LVMH’s investment illustrates a conviction that goes well beyond its activity: robotics could become a strategic infrastructure comparable to what artificial intelligence represents today for digital functions.

Europe seeks to move up the value chain

For several decades, Europe has held a strong position in industrial automation. Germany has built world leaders in industrial equipment. Switzerland has established itself in several specialized segments. France has developed recognized know-how in industrial software and certain robotic technologies. But integrated robotic platforms capable of competing with American or Chinese ambitions remained rare.
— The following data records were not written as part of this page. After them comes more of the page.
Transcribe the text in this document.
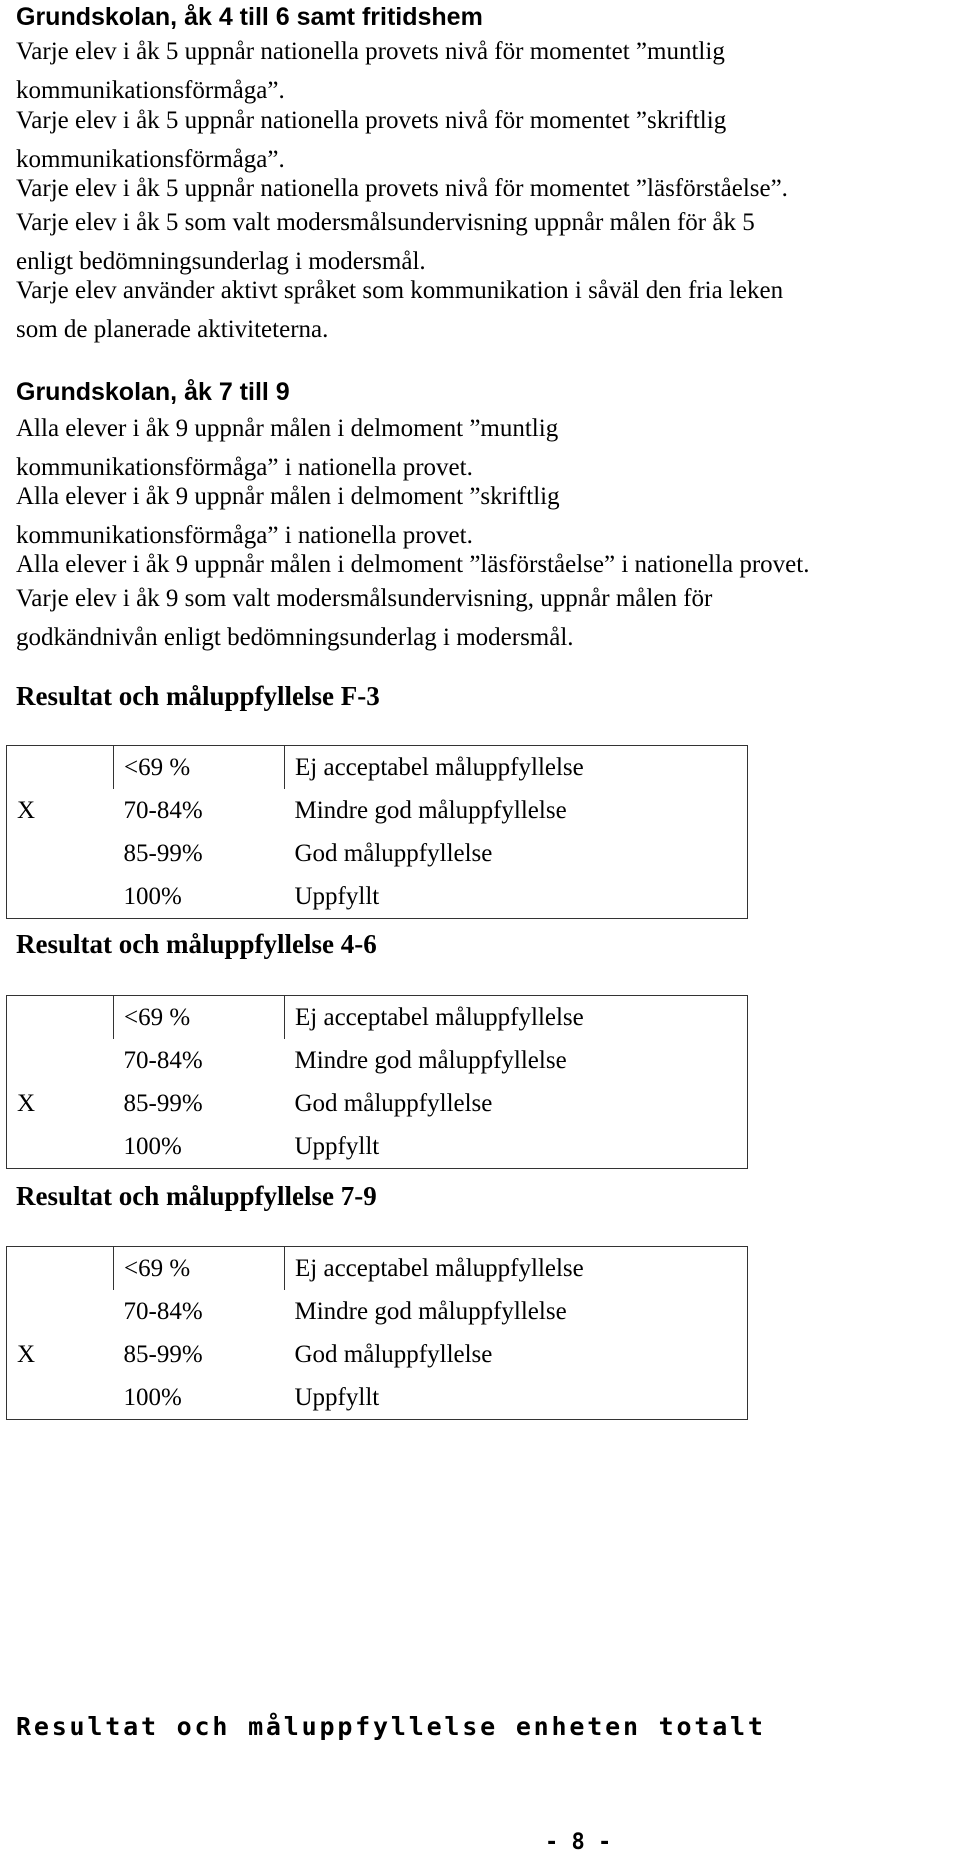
Grundskolan, åk 4 till 6 samt fritidshem

Varje elev i åk 5 uppnår nationella provets nivå för momentet ”muntlig
kommunikationsförmåga”.

Varje elev i åk 5 uppnår nationella provets nivå för momentet ”skriftlig
kommunikationsförmåga”.

Varje elev i åk 5 uppnår nationella provets nivå för momentet ”läsförståelse”.

Varje elev i åk 5 som valt modersmålsundervisning uppnår målen för åk 5
enligt bedömningsunderlag i modersmål.

Varje elev använder aktivt språket som kommunikation i såväl den fria leken
som de planerade aktiviteterna.

Grundskolan, åk 7 till 9

Alla elever i åk 9 uppnår målen i delmoment ”muntlig
kommunikationsförmåga” i nationella provet.

Alla elever i åk 9 uppnår målen i delmoment ”skriftlig
kommunikationsförmåga” i nationella provet.

Alla elever i åk 9 uppnår målen i delmoment ”läsförståelse” i nationella provet.

Varje elev i åk 9 som valt modersmålsundervisning, uppnår målen för
godkändnivån enligt bedömningsunderlag i modersmål.

Resultat och måluppfyllelse F-3
	<69 %	Ej acceptabel måluppfyllelse
X	70-84%	Mindre god måluppfyllelse
	85-99%	God måluppfyllelse
	100%	Uppfyllt
Resultat och måluppfyllelse 4-6
	<69 %	Ej acceptabel måluppfyllelse
	70-84%	Mindre god måluppfyllelse
X	85-99%	God måluppfyllelse
	100%	Uppfyllt
Resultat och måluppfyllelse 7-9
	<69 %	Ej acceptabel måluppfyllelse
	70-84%	Mindre god måluppfyllelse
X	85-99%	God måluppfyllelse
	100%	Uppfyllt
Resultat och måluppfyllelse enheten totalt
- 8 -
This situation is evolving rapidly; several European players are now emerging around THEKER who are pursuing comparable ambitions. NEURA Robotics is developing a complete robotics ecosystem built around its Neuraverse platform. ANYbotics continues its expansion into autonomous industrial inspection. Wandercraft is expanding its work on advanced robotic systems while Exotec continues to demonstrate European capacity to industrialize large-scale robotic platforms.
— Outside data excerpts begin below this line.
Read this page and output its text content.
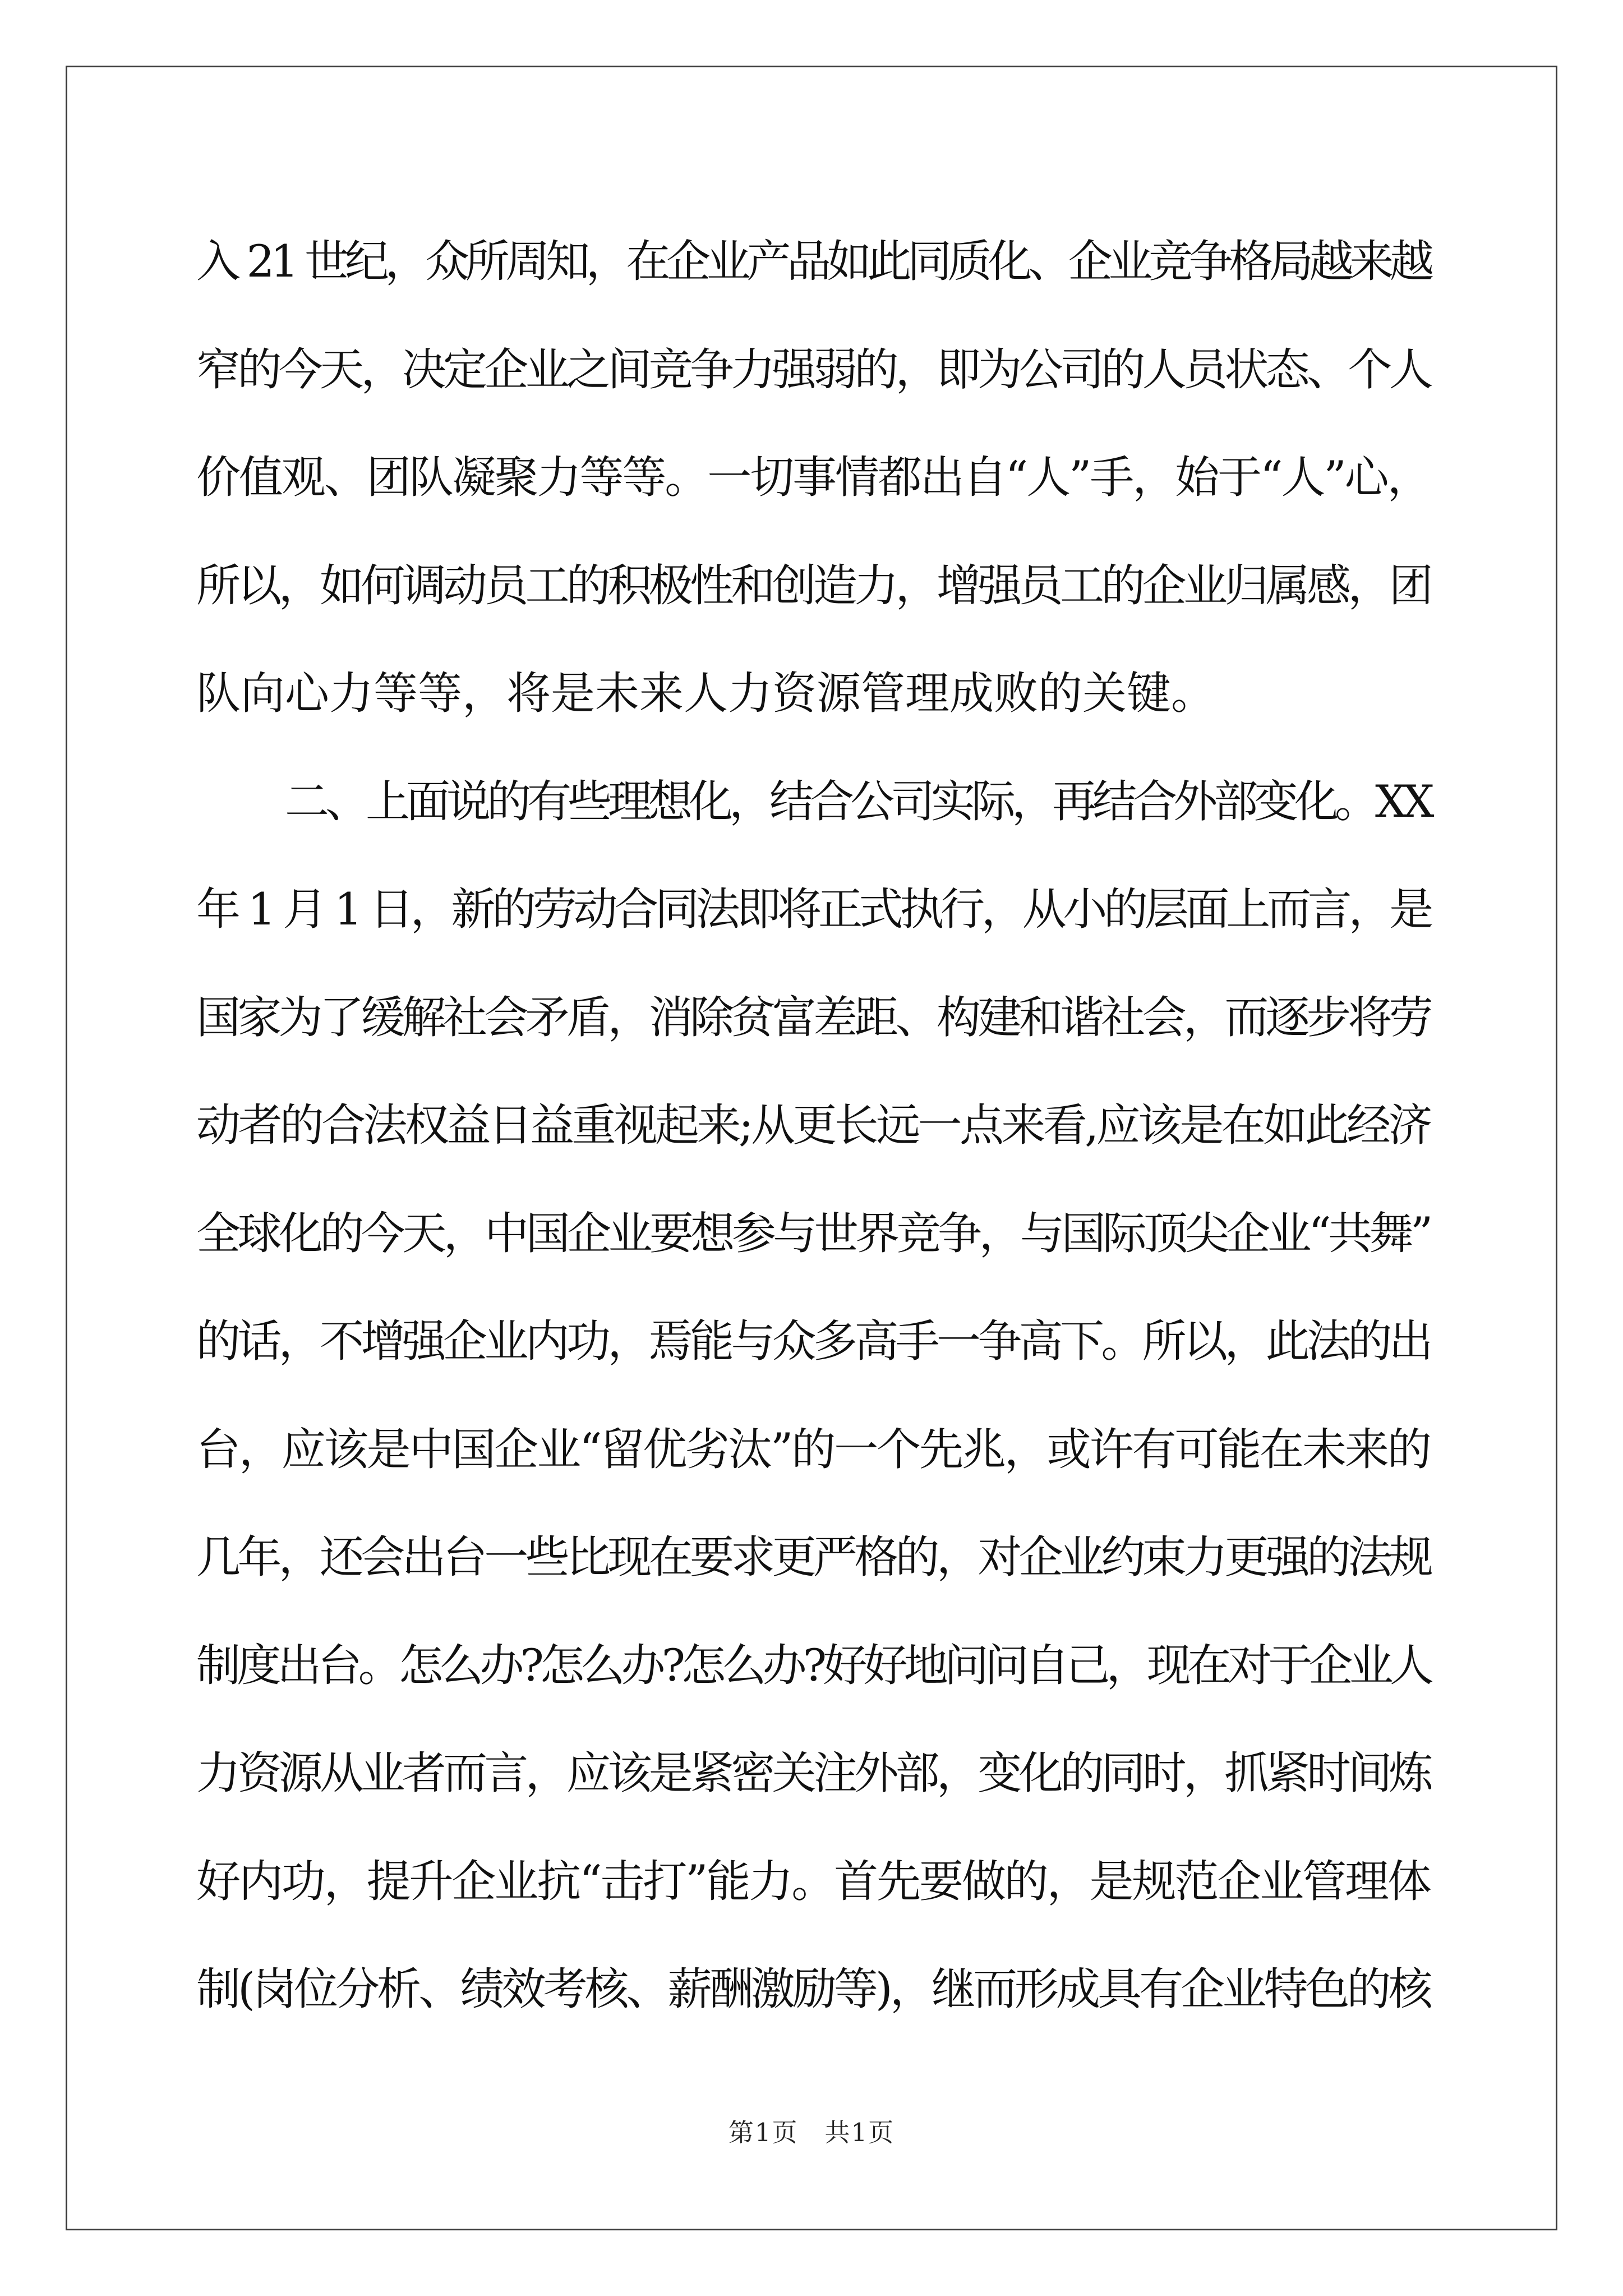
入 21 世纪，众所周知，在企业产品如此同质化、企业竞争格局越来越
窄的今天，决定企业之间竞争力强弱的，即为公司的人员状态、个人
价值观、团队凝聚力等等。一切事情都出自“人”手，始于“人”心，
所以，如何调动员工的积极性和创造力，增强员工的企业归属感，团
队向心力等等，将是未来人力资源管理成败的关键。
二、上面说的有些理想化，结合公司实际，再结合外部变化。XX
年 1 月 1 日，新的劳动合同法即将正式执行，从小的层面上而言，是
国家为了缓解社会矛盾，消除贫富差距、构建和谐社会，而逐步将劳
动者的合法权益日益重视起来;从更长远一点来看,应该是在如此经济
全球化的今天，中国企业要想参与世界竞争，与国际顶尖企业“共舞”
的话，不增强企业内功，焉能与众多高手一争高下。所以，此法的出
台，应该是中国企业“留优劣汰”的一个先兆，或许有可能在未来的
几年，还会出台一些比现在要求更严格的，对企业约束力更强的法规
制度出台。怎么办?怎么办?怎么办?好好地问问自己，现在对于企业人
力资源从业者而言，应该是紧密关注外部，变化的同时，抓紧时间炼
好内功，提升企业抗“击打”能力。首先要做的，是规范企业管理体
制(岗位分析、绩效考核、薪酬激励等)，继而形成具有企业特色的核
第1页　共1页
Against them, American references remain considerable. Figure AI, Physical Intelligence or Skild AI attract several hundred million dollars to build future foundational models of robotics.
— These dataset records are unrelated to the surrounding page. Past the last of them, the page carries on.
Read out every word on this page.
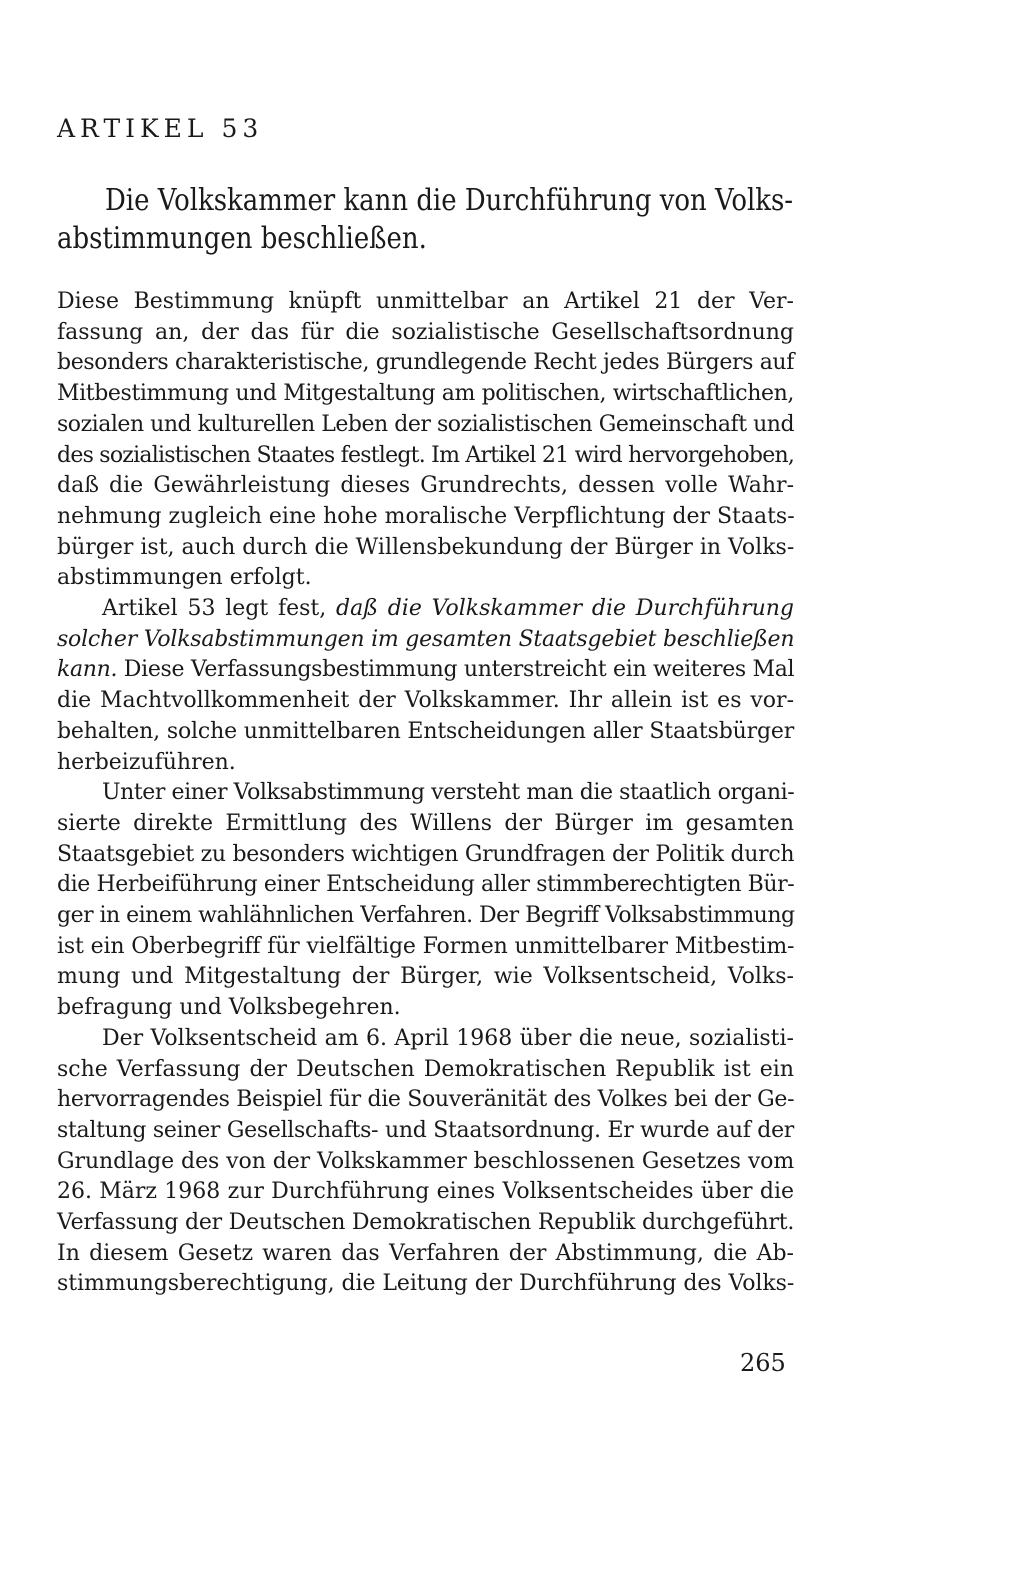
ARTIKEL 53
Die Volkskammer kann die Durchführung von Volks-
abstimmungen beschließen.
Diese Bestimmung knüpft unmittelbar an Artikel 21 der Ver-
fassung an, der das für die sozialistische Gesellschaftsordnung
besonders charakteristische, grundlegende Recht jedes Bürgers auf
Mitbestimmung und Mitgestaltung am politischen, wirtschaftlichen,
sozialen und kulturellen Leben der sozialistischen Gemeinschaft und
des sozialistischen Staates festlegt. Im Artikel 21 wird hervorgehoben,
daß die Gewährleistung dieses Grundrechts, dessen volle Wahr-
nehmung zugleich eine hohe moralische Verpflichtung der Staats-
bürger ist, auch durch die Willensbekundung der Bürger in Volks-
abstimmungen erfolgt.
Artikel 53 legt fest, daß die Volkskammer die Durchführung
solcher Volksabstimmungen im gesamten Staatsgebiet beschließen
kann. Diese Verfassungsbestimmung unterstreicht ein weiteres Mal
die Machtvollkommenheit der Volkskammer. Ihr allein ist es vor-
behalten, solche unmittelbaren Entscheidungen aller Staatsbürger
herbeizuführen.
Unter einer Volksabstimmung versteht man die staatlich organi-
sierte direkte Ermittlung des Willens der Bürger im gesamten
Staatsgebiet zu besonders wichtigen Grundfragen der Politik durch
die Herbeiführung einer Entscheidung aller stimmberechtigten Bür-
ger in einem wahlähnlichen Verfahren. Der Begriff Volksabstimmung
ist ein Oberbegriff für vielfältige Formen unmittelbarer Mitbestim-
mung und Mitgestaltung der Bürger, wie Volksentscheid, Volks-
befragung und Volksbegehren.
Der Volksentscheid am 6. April 1968 über die neue, sozialisti-
sche Verfassung der Deutschen Demokratischen Republik ist ein
hervorragendes Beispiel für die Souveränität des Volkes bei der Ge-
staltung seiner Gesellschafts- und Staatsordnung. Er wurde auf der
Grundlage des von der Volkskammer beschlossenen Gesetzes vom
26. März 1968 zur Durchführung eines Volksentscheides über die
Verfassung der Deutschen Demokratischen Republik durchgeführt.
In diesem Gesetz waren das Verfahren der Abstimmung, die Ab-
stimmungsberechtigung, die Leitung der Durchführung des Volks-
265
The difference is that Europe no longer only seeks to produce components. It is now trying to build complete platforms.

The real strategic asset is no longer the robot

As in generative AI, the debate often focuses on visible models or machines.

However, the value could be concentrated elsewhere, the leaders in artificial intelligence now have a considerable advantage because they accumulate massive volumes of data and have the infrastructure necessary to exploit them, robotics follows a similar logic.

Each movement made in a warehouse, each manipulation carried out on a production line, each error corrected and each environment explored produces new data. This information helps improve system performance and gradually reduce deployment costs.

This dynamic creates a learning loop comparable to that observed in language models. The central question then becomes less that of the robot than that of the data accumulated by this robot.

Future industry leaders could be those who control the largest volumes of real-world physical interactions.

General robotics still needs to prove itself

However, investors’ enthusiasm should not mask certain questions. The term general robot has become omnipresent in the presentations of startups in the sector. However, industrial history has often demonstrated the economic superiority of perfectly optimized specialized systems.

A production line does not need a robot capable of performing a hundred different tasks. It needs a robot capable of perfectly executing a critical operation millions of times without error.

The industry imposes constraints that the software world knows little about: security, availability, maintenance, precision and reliability.

The next challenge: deployment

The other blind spot in the sector concerns industrialization, technological demonstrations are increasing. Fundraising too.

But the essential question remains largely open: how many robots are actually deployed on a large scale? The recent history of artificial intelligence shows that technology is not always the main obstacle. In many cases, the challenge lies in integrating with existing systems, user adoption and business process transformation. Robotics could follow the same trajectory.

The challenge of the coming years will not only be to build more intelligent robots. It will consist of deploying them in thousands of factories, warehouses and infrastructures where each interruption of service has an immediate economic cost.

Faced with the United States, China is accelerating

Another question remains relatively absent from European debates. Most analyzes focus on American competition, yet Chinese progress could prove just as decisive.

Players like Unitree Robotics or UBTECH Robotics benefit from unique proximity to the country’s supply chains, manufacturing capacities and industrial infrastructure.

China already has a dominant position in several strategic hardware segments. If it can replicate this advantage in AI-powered robotics, the competition could quickly move beyond just technology.